Just as we were ready to go the sound system decided to stop working, sending all three of us scrabbling around checking power leads, switches and iPod settings. Ironically this added complication (would it keep working?) acted as a release for me, having the distraction of something practical to focus on cleared my worries and when all was ready to go so was I. Before I could start worrying again it was time for camera - sound - action!
Once we got going things became much easier, especially after I'd messed up a couple of times and realised that needing more than one take wasn't going to be a problem. We worked our way through the dances and in what seemed like the twinkling of an eye (but was actually closer to 45 minutes) everything was in the can and I was ready to take the rest of the day off.
Reunited with my bandmates (who'd been working on vocal harmonies) we sat down with Renata to talk about some of the plans for our time in Brazil, after which we walked around the block to our lunchtime restaurant, a stylish Italian place filled with shirt-and-tied businessmen. Here we met up with Frances who was to be our guide for the afternoon and my translator for the festival.
We'd been told that the Brazilian style of eating was to have a large midday meal with a smaller one in the evening, so to give due respect to local tradition and culture we approached the buffet with focus and determination. The food was Italian with a strong South American accent and was varied, plentiful and delicious, although surprisingly underspiced.
After lunch we crammed ourselves into Frances' car and set off to see some more of the city. First stop was a funky neighbourhood with quirky shops and some eye-catching paintwork and street art - while the rest of the band investigated some of the shops (ethnic drums and native arts & crafts) I wandered around with my camera:
At this point Frances had to leave us so we headed up over the hill (São Paulo was surprisingly hilly) on foot, back towards an interesting looking street that we'd passed earlier. But by the time we got there weariness had started to set in and despite the ominous warnings we'd been given about rush hour traffic ("It takes hours to get anywhere") we began searching for a taxi to take us back to the hotel. Fitting five of us into one cab looked like an impossible task but when we found one and, in very broken Portuguese and with many creative hand gestures, indicated what was required the driver grinned and magically reconfigured the car to produce an extra seat in the back. We collapsed into the comforting seats and, after a dishearteningly slow crawl up the first street, were whisked back home.
The tentative plan had been to discuss repertoire and set lists for the festival once we got back to the hotel but after a pause for showers & naps we decided to set off in search of a more salubrious setting, and maybe a light supper. A gentle walking tour ensued but after rejecting several neon-lit cafés and the sterile clamour of the mega-mall we ended up in a cosy little pizza place with a perfectly sized 5-person round table. Pizza and beer was ordered and we set about the process of structuring our set lists for our four festival gigs.

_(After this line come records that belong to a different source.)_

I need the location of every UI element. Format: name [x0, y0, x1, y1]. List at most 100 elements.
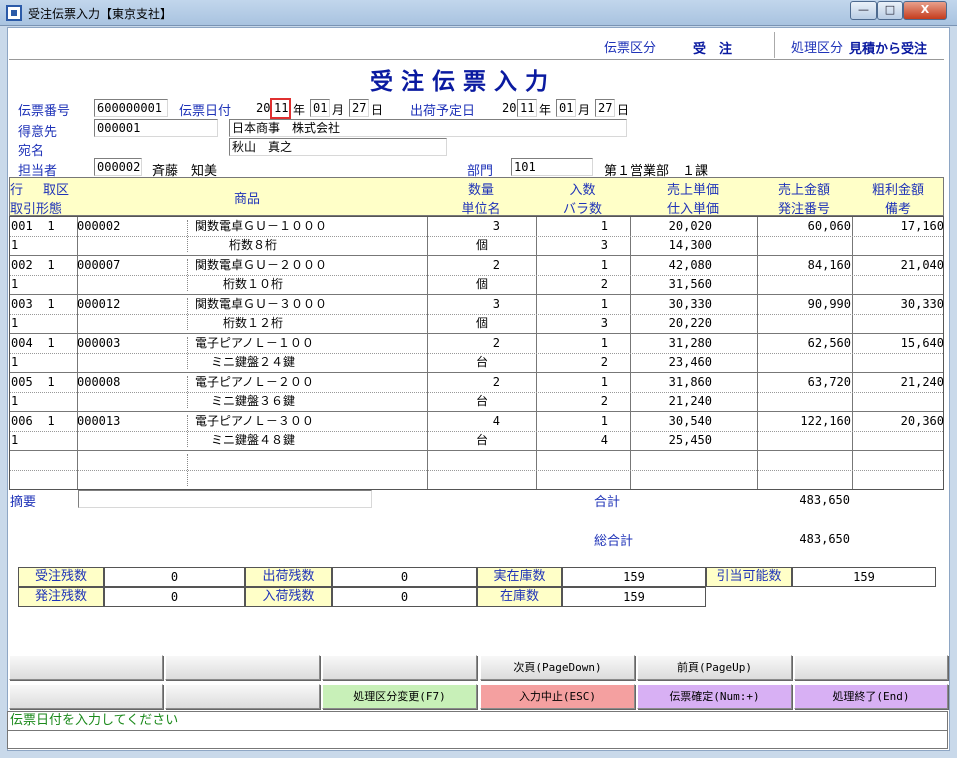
slip-no-field[interactable]: 600000001: [94, 99, 168, 117]
line-trade-kind: 1: [47, 375, 55, 389]
addressee-label: 宛名: [18, 144, 45, 159]
ship-date-month-field[interactable]: 01: [556, 99, 576, 117]
line-product-code: 000013: [77, 414, 121, 428]
grid-header-order-no: 発注番号: [777, 202, 830, 217]
line-product-spec: 桁数１０桁: [222, 277, 283, 291]
table-row[interactable]: 003 1 1 000012 関数電卓ＧＵ－３０００ 桁数１２桁 3 個 1 3 30,330 20,…: [10, 295, 944, 333]
exit-button[interactable]: 処理終了(End): [794, 684, 948, 709]
line-product-spec: ミニ鍵盤２４鍵: [210, 355, 295, 369]
customer-code-field[interactable]: 000001: [94, 119, 218, 137]
line-row-no: 004: [11, 336, 33, 350]
next-page-button[interactable]: 次頁(PageDown): [480, 655, 635, 680]
ship-date-year-field[interactable]: 11: [517, 99, 537, 117]
line-product-code: 000007: [77, 258, 121, 272]
slip-date-day-field[interactable]: 27: [349, 99, 369, 117]
line-product-code: 000012: [77, 297, 121, 311]
line-cost-price: 14,300: [668, 238, 712, 252]
grid-header-note: 備考: [884, 202, 911, 217]
line-qty: 2: [492, 375, 500, 389]
grid-header-gross-profit: 粗利金額: [871, 183, 924, 198]
line-qty: 3: [492, 297, 500, 311]
header-divider: [9, 59, 944, 60]
stock-label: 在庫数: [477, 587, 562, 607]
slip-kind-value: 受 注: [693, 42, 733, 57]
ship-date-day-field[interactable]: 27: [595, 99, 615, 117]
process-kind-value: 見積から受注: [849, 42, 928, 57]
line-cost-price: 25,450: [668, 433, 712, 447]
line-product-spec: ミニ鍵盤４８鍵: [210, 433, 295, 447]
cancel-input-button[interactable]: 入力中止(ESC): [480, 684, 635, 709]
order-remain-value: 0: [104, 567, 245, 587]
function-button-blank-3[interactable]: [322, 655, 477, 680]
function-button-blank-6[interactable]: [165, 684, 320, 709]
grid-header-loose-count: バラ数: [562, 202, 602, 217]
slip-date-month-field[interactable]: 01: [310, 99, 330, 117]
ship-remain-value: 0: [332, 567, 477, 587]
dept-code-field[interactable]: 101: [511, 158, 593, 176]
confirm-slip-button[interactable]: 伝票確定(Num:+): [637, 684, 792, 709]
total-value: 483,650: [799, 532, 850, 546]
memo-label: 摘要: [10, 495, 37, 510]
line-product-name: 関数電卓ＧＵ－１０００: [195, 219, 328, 233]
ship-date-month-suffix: 月: [578, 103, 591, 117]
customer-name-field[interactable]: 日本商事 株式会社: [229, 119, 627, 137]
line-sale-amount: 122,160: [800, 414, 851, 428]
ship-remain-label: 出荷残数: [245, 567, 332, 587]
line-sale-amount: 62,560: [807, 336, 851, 350]
line-cost-price: 21,240: [668, 394, 712, 408]
addressee-field[interactable]: 秋山 真之: [229, 138, 447, 156]
line-loose-count: 2: [600, 394, 608, 408]
grid-header-row: 行: [10, 183, 24, 198]
slip-date-year-field[interactable]: 11: [270, 98, 291, 119]
page-title: 受注伝票入力: [370, 69, 556, 95]
allocatable-label: 引当可能数: [706, 567, 792, 587]
line-product-code: 000002: [77, 219, 121, 233]
table-row[interactable]: 005 1 1 000008 電子ピアノＬ－２００ ミニ鍵盤３６鍵 2 台 1 2 31,860 21…: [10, 373, 944, 411]
close-button[interactable]: X: [903, 1, 947, 20]
line-gross-profit: 20,360: [900, 414, 944, 428]
receive-remain-value: 0: [332, 587, 477, 607]
function-button-blank-2[interactable]: [165, 655, 320, 680]
maximize-button[interactable]: □: [877, 1, 903, 20]
process-kind-label: 処理区分: [791, 41, 844, 56]
prev-page-button[interactable]: 前頁(PageUp): [637, 655, 792, 680]
table-row[interactable]: [10, 451, 943, 489]
line-trade-kind: 1: [47, 219, 55, 233]
line-product-code: 000008: [77, 375, 121, 389]
line-unit: 台: [475, 394, 488, 408]
line-gross-profit: 15,640: [900, 336, 944, 350]
line-sale-price: 30,330: [668, 297, 712, 311]
line-unit: 台: [475, 355, 488, 369]
function-button-blank-5[interactable]: [9, 684, 163, 709]
line-sale-amount: 63,720: [807, 375, 851, 389]
change-mode-button[interactable]: 処理区分変更(F7): [322, 684, 477, 709]
table-row[interactable]: 006 1 1 000013 電子ピアノＬ－３００ ミニ鍵盤４８鍵 4 台 1 4 30,540 25…: [10, 412, 944, 450]
grid-header-sale-amount: 売上金額: [777, 183, 830, 198]
subtotal-value: 483,650: [799, 493, 850, 507]
table-row[interactable]: 001 1 1 000002 関数電卓ＧＵ－１０００ 桁数８桁 3 個 1 3 20,020 14,3…: [10, 217, 944, 255]
line-product-name: 関数電卓ＧＵ－３０００: [195, 297, 328, 311]
function-button-blank-4[interactable]: [794, 655, 948, 680]
po-remain-label: 発注残数: [18, 587, 104, 607]
window-title: 受注伝票入力【東京支社】: [28, 7, 173, 21]
grid-header-unit: 単位名: [461, 202, 501, 217]
line-sale-amount: 84,160: [807, 258, 851, 272]
function-button-blank-1[interactable]: [9, 655, 163, 680]
line-unit: 個: [475, 238, 488, 252]
staff-code-field[interactable]: 000002: [94, 158, 142, 176]
line-qty: 4: [492, 414, 500, 428]
minimize-button[interactable]: —: [850, 1, 877, 20]
table-row[interactable]: 002 1 1 000007 関数電卓ＧＵ－２０００ 桁数１０桁 2 個 1 2 42,080 31,…: [10, 256, 944, 294]
line-sale-price: 20,020: [668, 219, 712, 233]
table-row[interactable]: 004 1 1 000003 電子ピアノＬ－１００ ミニ鍵盤２４鍵 2 台 1 2 31,280 23…: [10, 334, 944, 372]
ship-date-year-suffix: 年: [539, 103, 552, 117]
grid-header-trade-kind: 取区: [43, 183, 70, 198]
slip-kind-label: 伝票区分: [604, 41, 657, 56]
line-sale-price: 31,280: [668, 336, 712, 350]
line-cost-price: 23,460: [668, 355, 712, 369]
memo-field[interactable]: [78, 490, 372, 508]
line-row-no: 001: [11, 219, 33, 233]
line-sale-price: 42,080: [668, 258, 712, 272]
line-qty: 2: [492, 258, 500, 272]
grid-header-in-count: 入数: [569, 183, 596, 198]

With our working schedule set out and agreed for the next week (JOKE!) we meandered downhill back to the hotel. Knowing we'd be packing and travelling to the festival venue next morning we headed up for an early night, although I then spent an hour catching up with email, texts and this very diary - typing quietly so as to not disturb my sleeping room mates. But finally my drooping eyelids persuaded me to turn off the light, curl up in my little bed, and slip into slumber with the promise of new vistas awaiting me in the morning.